# Capybaras



## ksaxton (Apr 20, 2014)

One day when I have my own house and plenty of land, I would LOVE to have a pet capybara! They're so cute and cool looking, I want one named Nelson and I want to put little sweaters on him and build a custom habitat with a nice big pond and anything else they need. I also really want him to be an indoor/outdoor pet like a dog, I was looking at pictures of people's pet capybaras sitting on the couch and they're so cute! Does anyone else love capybaras? My boyfriend thinks they're weird, but they're giant, cute rodents so what's not to love?


----------



## bloomington bob (Mar 25, 2014)

I've always loved capybaras! You can have them as pets, though it usually requires a permit.


----------



## Pandorascaisse (Mar 12, 2014)

I love how capybaras look... but I don't think I could bring myself to put a giant 150 pound rodent in my care, sadly. Hamsters, mice, rats, ferrets... they're all known to be serious biters. I don't think I'd be able to handle a bite from a capybara! 

Plus, they're notorious chewers, because of course they are still rodents. As it stands right now, my entire house is made out of wood... Not a good combination. I think, like any other exotic pet, they can make good pals for some people. The thing to remember is that in the wild capybaras are really aquatic animals for a lot of their lives... I think I'd have to let my capybara outside most of the time in a big pond, if I were to have one as a pet. I wouldn't feel right keeping them locked inside, away from the water they love so much.

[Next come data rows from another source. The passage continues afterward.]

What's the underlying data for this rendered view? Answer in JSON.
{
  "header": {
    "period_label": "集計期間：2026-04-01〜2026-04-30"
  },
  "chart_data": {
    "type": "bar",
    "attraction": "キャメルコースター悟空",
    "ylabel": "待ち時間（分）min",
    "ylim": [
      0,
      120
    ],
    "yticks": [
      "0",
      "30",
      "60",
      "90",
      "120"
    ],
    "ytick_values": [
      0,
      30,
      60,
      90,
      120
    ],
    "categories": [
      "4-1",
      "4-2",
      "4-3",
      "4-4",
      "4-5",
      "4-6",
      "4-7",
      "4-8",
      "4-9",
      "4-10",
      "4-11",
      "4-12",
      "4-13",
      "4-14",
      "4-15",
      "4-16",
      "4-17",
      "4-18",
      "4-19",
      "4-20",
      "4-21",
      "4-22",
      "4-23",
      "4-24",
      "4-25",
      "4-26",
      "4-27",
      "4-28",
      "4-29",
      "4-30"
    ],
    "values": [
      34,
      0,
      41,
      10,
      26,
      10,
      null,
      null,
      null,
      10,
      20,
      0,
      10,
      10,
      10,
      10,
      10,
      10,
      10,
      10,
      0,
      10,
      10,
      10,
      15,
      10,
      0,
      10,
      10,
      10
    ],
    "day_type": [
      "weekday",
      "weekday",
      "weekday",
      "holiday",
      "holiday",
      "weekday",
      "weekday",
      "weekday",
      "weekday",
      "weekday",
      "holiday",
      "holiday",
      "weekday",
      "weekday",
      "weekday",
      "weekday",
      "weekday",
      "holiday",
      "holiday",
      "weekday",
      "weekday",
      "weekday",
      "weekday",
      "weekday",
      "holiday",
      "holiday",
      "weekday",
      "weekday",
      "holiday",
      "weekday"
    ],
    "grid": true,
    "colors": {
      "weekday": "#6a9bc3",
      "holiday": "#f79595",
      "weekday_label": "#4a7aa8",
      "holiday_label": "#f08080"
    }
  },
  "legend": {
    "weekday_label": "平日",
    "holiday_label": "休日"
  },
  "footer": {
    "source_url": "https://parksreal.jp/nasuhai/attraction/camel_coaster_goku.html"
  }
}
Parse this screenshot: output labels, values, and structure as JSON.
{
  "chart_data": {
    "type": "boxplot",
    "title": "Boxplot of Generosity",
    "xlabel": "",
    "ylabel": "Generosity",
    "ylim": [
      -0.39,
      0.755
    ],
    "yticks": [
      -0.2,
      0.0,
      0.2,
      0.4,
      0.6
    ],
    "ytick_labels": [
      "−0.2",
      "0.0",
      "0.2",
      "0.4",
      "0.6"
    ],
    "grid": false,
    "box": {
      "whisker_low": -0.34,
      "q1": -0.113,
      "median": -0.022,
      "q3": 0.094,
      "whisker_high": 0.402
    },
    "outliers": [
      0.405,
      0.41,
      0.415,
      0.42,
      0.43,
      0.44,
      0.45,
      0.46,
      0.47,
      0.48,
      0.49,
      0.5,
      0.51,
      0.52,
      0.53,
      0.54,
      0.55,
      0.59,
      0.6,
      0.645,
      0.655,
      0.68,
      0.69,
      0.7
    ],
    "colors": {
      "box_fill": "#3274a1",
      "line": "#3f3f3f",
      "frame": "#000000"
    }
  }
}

They are cute little buggers though.


----------



## Lita (Jul 10, 2014)

My fiancee says I can't have one. XD they are basically giant guinea pigs, and from what I have seen behavior wise from peoples videos they act much like a guinea pig. I love my piggies so a dog size piggy would be so cool! Would definitely advise having guinea pigs first to get a little understanding of good and bad cues. Of course they are different animals but very similar! Lol


----------



## PawsandClaws (Jul 22, 2014)

They are extremely cute and I have always relished in seeing them at the zoo but I do not think I could do them justice if I kept them as a domestic pet.


----------



## EmilyGPK (Jul 7, 2014)

They are great but I would feel guilty having just one, and having a herd would be prohibitivedly difficult.


----------



## kayepaye (Jul 31, 2014)

Apparently these guys have quite a bit of attitude, and can get pretty nasty. Also, they are HUGE wild animals, and really deserve to stay that way. I am sure that a capybara would be so much happier exploring in his natural habitat than being trapped in an enclosure for his whole life.

I've never been a fan of people keeping wild animals as pets, especially rodents because I love them haha.

They are SO CUTE though, I've done a LOT of reading on them since they are really interesting. Amazing creatures


----------